All in all I did not have the reaction to A Room of One’s Own that I expected to. I wholeheartedly applaud her basic sentiments, and I respect her for being the female writer in the face of male disapproval that she was. But some of her arguments got a little bit questionable to me; I suspect they may be a little dated. The course of the essay, too, was a touch rambling for my taste. As a persuasive essay it was a little more poetic and meandering than I was expecting. Is this slightly genre-bending? Maybe I came at it from a strange angle. At any rate, I respect it, I enjoyed it somewhat, and I congratulate Woolf; but I was not enraptured.

6 Responses

  1. I haven’t read this, but I was enraptured by her Mrs. Dalloway. Now I want to read this and compare the two.

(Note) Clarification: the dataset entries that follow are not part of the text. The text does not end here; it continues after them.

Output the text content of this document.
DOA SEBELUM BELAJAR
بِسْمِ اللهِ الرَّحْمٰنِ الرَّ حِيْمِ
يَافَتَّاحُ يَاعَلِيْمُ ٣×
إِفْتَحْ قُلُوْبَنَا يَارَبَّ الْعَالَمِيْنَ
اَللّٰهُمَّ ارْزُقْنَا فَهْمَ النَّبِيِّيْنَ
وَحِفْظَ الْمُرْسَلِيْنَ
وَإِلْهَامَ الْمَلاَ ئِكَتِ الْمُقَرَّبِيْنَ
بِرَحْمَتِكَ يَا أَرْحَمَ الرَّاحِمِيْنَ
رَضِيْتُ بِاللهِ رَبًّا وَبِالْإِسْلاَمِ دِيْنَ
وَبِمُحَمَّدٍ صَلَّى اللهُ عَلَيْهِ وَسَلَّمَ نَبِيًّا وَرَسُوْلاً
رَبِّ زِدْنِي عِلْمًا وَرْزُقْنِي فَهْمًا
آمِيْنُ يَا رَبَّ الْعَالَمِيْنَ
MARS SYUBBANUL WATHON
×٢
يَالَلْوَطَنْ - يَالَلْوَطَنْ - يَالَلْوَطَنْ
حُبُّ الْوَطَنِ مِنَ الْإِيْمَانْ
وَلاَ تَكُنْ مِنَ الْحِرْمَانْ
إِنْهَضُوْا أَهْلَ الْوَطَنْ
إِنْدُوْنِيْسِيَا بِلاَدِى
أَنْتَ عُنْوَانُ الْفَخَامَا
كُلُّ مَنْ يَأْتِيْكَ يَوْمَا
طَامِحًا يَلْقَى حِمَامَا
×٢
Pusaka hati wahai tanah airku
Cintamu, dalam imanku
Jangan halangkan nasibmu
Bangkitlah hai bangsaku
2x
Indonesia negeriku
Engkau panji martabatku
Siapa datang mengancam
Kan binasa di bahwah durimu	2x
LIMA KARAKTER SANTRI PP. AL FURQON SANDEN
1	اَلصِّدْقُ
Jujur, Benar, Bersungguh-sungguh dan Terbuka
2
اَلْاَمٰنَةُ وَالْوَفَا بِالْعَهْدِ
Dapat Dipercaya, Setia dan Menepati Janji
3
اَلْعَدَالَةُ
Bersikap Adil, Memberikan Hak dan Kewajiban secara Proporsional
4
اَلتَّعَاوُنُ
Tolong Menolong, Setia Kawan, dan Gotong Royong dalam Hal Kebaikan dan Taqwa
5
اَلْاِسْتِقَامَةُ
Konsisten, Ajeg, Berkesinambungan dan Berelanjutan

  2. Don’t forget that when this was published, women in Britain had had the right to vote for one year — so feminism and women’s rights was a whole different world than the one we know. And I think material concerns are very important in the ability to write — historically, writers were either independently wealthy or had wealthy patrons. More recently, except for big bestsellers, most of them rely on academic jobs to pay the bills. But very few have ever made their living just by writing.
    I haven’t read this in many years but if you want to read some nice nonfiction Woolf, the collection of her memoirish pieces, Moments of Being, is excellent.

    • “Don’t forget that when this was published, women in Britain had had the right to vote for one year…”
      Which explains why it felt a little dated to me, right? 🙂 Yes, I realize that. It didn’t feel timeless. Just a mild criticism, if anything; really more an observation. And I don’t disagree with her point about material concerns. I’m not sure where this failed to click for me. I didn’t hate it; it just didn’t grab me. Ah well. Maybe some of her fiction next?

  3. When you compare A Room of One’s Own to Mary Wollstonecraft (A Vindication of the Rights of Woman) and Margaret Fuller (Woman in the Nineteenth Century), Woolf’s essay is not at all rambling. 😀

    I’m glad you got a chance to visit this one, Julia! I still have the postcard. 😉

    (I’m going to check that link you posted above!)

    • Ha! I tried Fuller and put it down a few years ago; same story with Wollstonecraft a few years earlier. Maybe I’m not up for 19th century women’s manifestos. Is that bad? Good point though.